Derrière les batailles intestines du PS, l’absence de débat de fond
POLITIQUE – Moribond, le Parti socialiste ? Trois hommes aspirent en tout cas à en prendre la tête. À quelques semaines du 81e congrès, prévu à Nancy du 13 au 15 juin, le dépôt officiel des textes d’orientation vient acter les trois candidatures en lice : le sortant Olivier Faure, son challenger Nicolas Mayer-Rossignol et le président du groupe PS à l’Assemblée Boris Vallaud.
Si les manœuvres, les coups de poker et les ralliements se sont multipliés en coulisses, c’est rarement au profit du débat d’idées. Les principaux points d’achoppement entre les différents courants concernent la question du périmètre de l’union à bâtir.
Dans leur communiqué de presse du 24 avril, les partisans de Nicolas Mayer-Rossignol reviennent en longueur sur leur refus de s’associer de près ou de loin à La France insoumise, rejetant ceux qui « exalteraient le populisme » et « alimenteraient la haine antisémite ». De même, ils se félicitent d’être parvenus à construire « un nouveau rassemblement », autour d’une « équipe renouvelée et expérimentée ». Ils tendent « à nouveau la main » à Boris Vallaud et disent vouloir porter « une clarification de la ligne du Parti socialiste ».
Des mots qui mettent en lumière l’absence cruelle d’idées nouvelles, de propositions, d’apports au débat. Rien sur le travail, l’écologie, l’école, la santé, la sécurité, la culture, les relations internationales… Seulement des mots creux et des formules qui claquent. « Leur seule obsession est de faire tomber Olivier. C’est pour ça qu’ils se sont alliés », moque un membre de l’entourage du Premier secrétaire.

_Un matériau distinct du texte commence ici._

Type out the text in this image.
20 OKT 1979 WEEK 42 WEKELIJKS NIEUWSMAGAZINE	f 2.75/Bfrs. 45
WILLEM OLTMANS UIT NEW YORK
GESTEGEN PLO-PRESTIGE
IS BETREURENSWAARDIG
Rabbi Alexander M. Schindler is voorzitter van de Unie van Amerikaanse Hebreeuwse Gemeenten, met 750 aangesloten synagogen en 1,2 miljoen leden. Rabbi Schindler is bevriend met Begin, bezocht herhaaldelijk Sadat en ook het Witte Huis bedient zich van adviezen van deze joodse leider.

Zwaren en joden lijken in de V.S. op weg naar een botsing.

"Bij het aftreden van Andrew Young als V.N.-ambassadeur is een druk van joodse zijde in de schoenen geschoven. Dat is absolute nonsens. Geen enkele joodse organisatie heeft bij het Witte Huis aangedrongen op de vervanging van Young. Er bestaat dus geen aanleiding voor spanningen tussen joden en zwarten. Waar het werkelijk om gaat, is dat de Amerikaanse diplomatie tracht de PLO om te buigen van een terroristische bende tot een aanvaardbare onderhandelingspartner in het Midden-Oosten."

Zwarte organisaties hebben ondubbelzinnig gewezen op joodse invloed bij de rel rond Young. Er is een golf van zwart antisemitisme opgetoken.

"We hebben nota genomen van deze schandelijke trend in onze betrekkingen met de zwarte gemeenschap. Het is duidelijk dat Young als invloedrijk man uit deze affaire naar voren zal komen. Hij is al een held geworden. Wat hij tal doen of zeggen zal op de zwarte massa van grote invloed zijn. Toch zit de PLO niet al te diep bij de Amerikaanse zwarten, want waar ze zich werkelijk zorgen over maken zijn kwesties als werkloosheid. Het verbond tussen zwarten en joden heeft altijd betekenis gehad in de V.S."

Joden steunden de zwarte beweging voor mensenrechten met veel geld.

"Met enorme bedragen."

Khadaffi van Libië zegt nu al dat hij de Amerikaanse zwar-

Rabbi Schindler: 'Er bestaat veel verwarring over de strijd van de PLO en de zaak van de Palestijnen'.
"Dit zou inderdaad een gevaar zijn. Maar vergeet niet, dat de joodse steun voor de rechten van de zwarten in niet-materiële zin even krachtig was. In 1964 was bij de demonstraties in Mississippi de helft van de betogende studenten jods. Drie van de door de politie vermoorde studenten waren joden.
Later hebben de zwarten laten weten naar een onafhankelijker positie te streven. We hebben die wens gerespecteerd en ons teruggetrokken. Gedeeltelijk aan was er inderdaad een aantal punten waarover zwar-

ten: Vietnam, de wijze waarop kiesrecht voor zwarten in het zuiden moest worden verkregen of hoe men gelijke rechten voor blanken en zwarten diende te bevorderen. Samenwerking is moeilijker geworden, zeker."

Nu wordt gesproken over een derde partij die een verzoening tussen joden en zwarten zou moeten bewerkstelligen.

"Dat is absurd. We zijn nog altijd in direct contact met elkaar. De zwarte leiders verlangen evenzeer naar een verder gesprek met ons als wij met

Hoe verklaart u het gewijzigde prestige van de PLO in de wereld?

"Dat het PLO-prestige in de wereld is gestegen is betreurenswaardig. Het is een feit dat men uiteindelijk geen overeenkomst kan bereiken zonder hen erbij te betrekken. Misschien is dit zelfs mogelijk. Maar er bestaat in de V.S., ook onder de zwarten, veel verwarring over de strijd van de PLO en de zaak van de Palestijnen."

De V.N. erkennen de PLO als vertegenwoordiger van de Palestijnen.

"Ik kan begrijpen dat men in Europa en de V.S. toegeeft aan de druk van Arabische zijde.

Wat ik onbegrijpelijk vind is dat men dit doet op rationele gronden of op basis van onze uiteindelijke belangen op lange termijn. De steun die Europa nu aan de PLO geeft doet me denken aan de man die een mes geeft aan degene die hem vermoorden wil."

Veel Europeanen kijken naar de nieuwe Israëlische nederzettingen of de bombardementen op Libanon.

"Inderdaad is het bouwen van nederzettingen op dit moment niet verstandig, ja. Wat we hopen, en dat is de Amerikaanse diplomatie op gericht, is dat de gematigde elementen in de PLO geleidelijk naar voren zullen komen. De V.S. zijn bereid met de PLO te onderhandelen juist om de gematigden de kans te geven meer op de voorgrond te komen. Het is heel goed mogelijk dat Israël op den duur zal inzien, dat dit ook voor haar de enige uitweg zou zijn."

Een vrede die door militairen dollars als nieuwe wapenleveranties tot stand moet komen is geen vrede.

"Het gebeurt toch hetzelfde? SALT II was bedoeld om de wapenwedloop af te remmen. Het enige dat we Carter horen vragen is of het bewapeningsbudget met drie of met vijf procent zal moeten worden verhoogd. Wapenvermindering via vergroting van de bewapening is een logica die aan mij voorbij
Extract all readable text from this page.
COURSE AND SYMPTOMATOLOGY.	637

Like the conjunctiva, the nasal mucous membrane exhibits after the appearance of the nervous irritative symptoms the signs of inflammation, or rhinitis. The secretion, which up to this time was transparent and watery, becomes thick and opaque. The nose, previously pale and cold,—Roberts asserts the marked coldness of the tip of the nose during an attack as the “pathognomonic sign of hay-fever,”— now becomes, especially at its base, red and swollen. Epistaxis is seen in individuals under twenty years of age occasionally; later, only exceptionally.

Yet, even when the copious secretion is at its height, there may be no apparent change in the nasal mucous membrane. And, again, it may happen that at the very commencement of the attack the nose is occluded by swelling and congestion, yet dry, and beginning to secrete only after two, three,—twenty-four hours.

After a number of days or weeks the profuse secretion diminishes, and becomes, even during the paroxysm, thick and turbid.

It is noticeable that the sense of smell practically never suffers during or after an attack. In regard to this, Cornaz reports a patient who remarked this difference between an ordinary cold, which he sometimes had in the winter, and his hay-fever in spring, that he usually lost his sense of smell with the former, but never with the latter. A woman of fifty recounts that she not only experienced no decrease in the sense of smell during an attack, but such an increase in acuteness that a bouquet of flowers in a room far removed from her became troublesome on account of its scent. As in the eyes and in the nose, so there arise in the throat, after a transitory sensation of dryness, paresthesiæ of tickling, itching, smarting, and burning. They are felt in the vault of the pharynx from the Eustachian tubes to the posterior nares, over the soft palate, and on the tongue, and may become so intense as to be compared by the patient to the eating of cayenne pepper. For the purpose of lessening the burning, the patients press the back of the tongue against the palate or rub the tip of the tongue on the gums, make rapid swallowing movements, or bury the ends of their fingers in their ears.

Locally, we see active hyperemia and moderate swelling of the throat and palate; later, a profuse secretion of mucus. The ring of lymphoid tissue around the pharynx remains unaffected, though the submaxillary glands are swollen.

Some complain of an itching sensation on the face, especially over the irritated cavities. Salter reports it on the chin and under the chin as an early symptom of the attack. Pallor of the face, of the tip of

« Le PS n’a pas de projet », reconnaît un cadre du PS proche de Boris Vallaud. Il explique : « Après le congrès de Marseille [en 2023], on a passé deux ans à se demander si on aime bien Jean-Luc Mélenchon ou pas. Pendant ce temps-là, on n’a pas bossé ». Il appelle son parti à « se retrousser sérieusement les manches » et à « arrêter les conneries ».
« Les gens ne savent plus ce que pense le PS »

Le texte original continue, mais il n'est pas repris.